Updated on 2024-12-10 GMT+08:00

How Can I Check if a Flink Job Can Be Restored From a Checkpoint After Restarting It?

What Is Restoration from a Checkpoint?

Flink's checkpointing is a fault tolerance and recovery mechanism. This mechanism ensures that real-time programs can self-recover in case of exceptions or machine issues during runtime.

Principles for Restoration from Checkpoints

  • When a job fails to be executed or a resource restarts due to an exception that is not triggered by manual operations, data can be restored from a checkpoint.
  • However, if the calculation logic of a job is modified, the job cannot be restored from a checkpoint.

Application Scenarios

Table 1 lists some common scenarios of restoring data from a checkpoint for your reference.
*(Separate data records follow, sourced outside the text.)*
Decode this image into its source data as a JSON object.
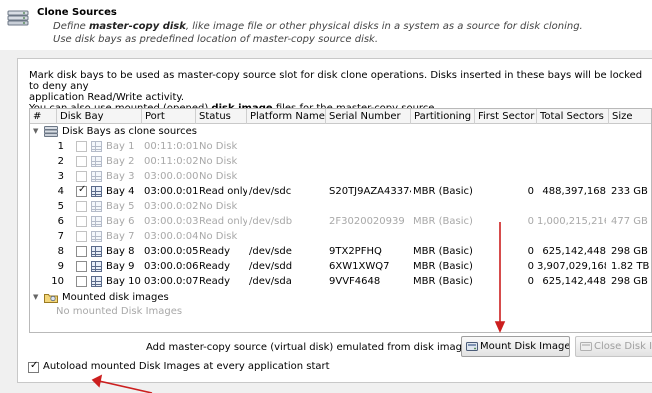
{
  "header": {
    "title": "Clone Sources",
    "desc_line1_pre": "Define ",
    "desc_line1_bold": "master-copy disk",
    "desc_line1_post": ", like image file or other physical disks in a system as a source for disk cloning.",
    "desc_line2": "Use disk bays as predefined location of master-copy source disk."
  },
  "intro": {
    "line1": "Mark disk bays to be used as master-copy source slot for disk clone operations. Disks inserted in these bays will be locked to deny any",
    "line2": "application Read/Write activity.",
    "line3_pre": "You can also use mounted (opened) ",
    "line3_bold": "disk image",
    "line3_post": " files for the master-copy source."
  },
  "table": {
    "columns": [
      "#",
      "Disk Bay",
      "Port",
      "Status",
      "Platform Name",
      "Serial Number",
      "Partitioning",
      "First Sector",
      "Total Sectors",
      "Size"
    ],
    "group_bays": "Disk Bays as clone sources",
    "rows": [
      {
        "num": "1",
        "checked": false,
        "bay": "Bay 1",
        "port": "00:11:0:01",
        "status": "No Disk",
        "platform": "",
        "serial": "",
        "partitioning": "",
        "first": "",
        "total": "",
        "size": "",
        "dim": true
      },
      {
        "num": "2",
        "checked": false,
        "bay": "Bay 2",
        "port": "00:11:0:02",
        "status": "No Disk",
        "platform": "",
        "serial": "",
        "partitioning": "",
        "first": "",
        "total": "",
        "size": "",
        "dim": true
      },
      {
        "num": "3",
        "checked": false,
        "bay": "Bay 3",
        "port": "03:00.0:00",
        "status": "No Disk",
        "platform": "",
        "serial": "",
        "partitioning": "",
        "first": "",
        "total": "",
        "size": "",
        "dim": true
      },
      {
        "num": "4",
        "checked": true,
        "bay": "Bay 4",
        "port": "03:00.0:01",
        "status": "Read only",
        "platform": "/dev/sdc",
        "serial": "S20TJ9AZA43374",
        "partitioning": "MBR (Basic)",
        "first": "0",
        "total": "488,397,168",
        "size": "233 GB",
        "dim": false
      },
      {
        "num": "5",
        "checked": false,
        "bay": "Bay 5",
        "port": "03:00.0:02",
        "status": "No Disk",
        "platform": "",
        "serial": "",
        "partitioning": "",
        "first": "",
        "total": "",
        "size": "",
        "dim": true
      },
      {
        "num": "6",
        "checked": false,
        "bay": "Bay 6",
        "port": "03:00.0:03",
        "status": "Read only",
        "platform": "/dev/sdb",
        "serial": "2F3020020939",
        "partitioning": "MBR (Basic)",
        "first": "0",
        "total": "1,000,215,216",
        "size": "477 GB",
        "dim": true
      },
      {
        "num": "7",
        "checked": false,
        "bay": "Bay 7",
        "port": "03:00.0:04",
        "status": "No Disk",
        "platform": "",
        "serial": "",
        "partitioning": "",
        "first": "",
        "total": "",
        "size": "",
        "dim": true
      },
      {
        "num": "8",
        "checked": false,
        "bay": "Bay 8",
        "port": "03:00.0:05",
        "status": "Ready",
        "platform": "/dev/sde",
        "serial": "9TX2PFHQ",
        "partitioning": "MBR (Basic)",
        "first": "0",
        "total": "625,142,448",
        "size": "298 GB",
        "dim": false
      },
      {
        "num": "9",
        "checked": false,
        "bay": "Bay 9",
        "port": "03:00.0:06",
        "status": "Ready",
        "platform": "/dev/sdd",
        "serial": "6XW1XWQ7",
        "partitioning": "MBR (Basic)",
        "first": "0",
        "total": "3,907,029,168",
        "size": "1.82 TB",
        "dim": false
      },
      {
        "num": "10",
        "checked": false,
        "bay": "Bay 10",
        "port": "03:00.0:07",
        "status": "Ready",
        "platform": "/dev/sda",
        "serial": "9VVF4648",
        "partitioning": "MBR (Basic)",
        "first": "0",
        "total": "625,142,448",
        "size": "298 GB",
        "dim": false
      }
    ],
    "group_images": "Mounted disk images",
    "no_images": "No mounted Disk Images"
  },
  "bottom": {
    "add_label": "Add master-copy source (virtual disk) emulated from disk image file:",
    "mount_button": "Mount Disk Image",
    "close_button": "Close Disk Image",
    "autoload_label": "Autoload mounted Disk Images at every application start",
    "autoload_checked": true
  },
  "colors": {
    "annotation_arrow": "#cc1f1f",
    "dim_text": "#a8a8a8"
  },
  "icons": [
    "disk-stack-icon",
    "disk-bay-grid-icon",
    "folder-disk-icon",
    "mount-image-icon",
    "close-image-icon"
  ]
}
For more scenarios, refer to Principles for Restoration from Checkpoints and assess whether data can be restored from a checkpoint based on the actual situation.

Table 1 Common scenarios of restoring data from a checkpoint

Scenario

Restoration from a Checkpoint

Description

Adjust or increase the number of concurrent tasks.

Not supported

This operation alters the parallelism of the job, thereby changing its execution logic.

Modify Flink SQL statements and Flink Jar jobs.

Not supported

This operation modifies the algorithmic logic of the job with respect to resources.

For example, if the original algorithm involves addition and subtraction, but the desired state requires multiplication, division, and modulo operations, it cannot be restored directly from the checkpoint.

Modify the static stream graph.

Not supported

This operation modifies the algorithmic logic of the job with respect to resources.

Modify the CU(s) per TM parameter.

Supported

The modification of compute resources does not affect the operational logic of the job's algorithm or operators.

A job runs abnormally or there is a physical power outage.

Supported

The job parameters and algorithm logic are not modified.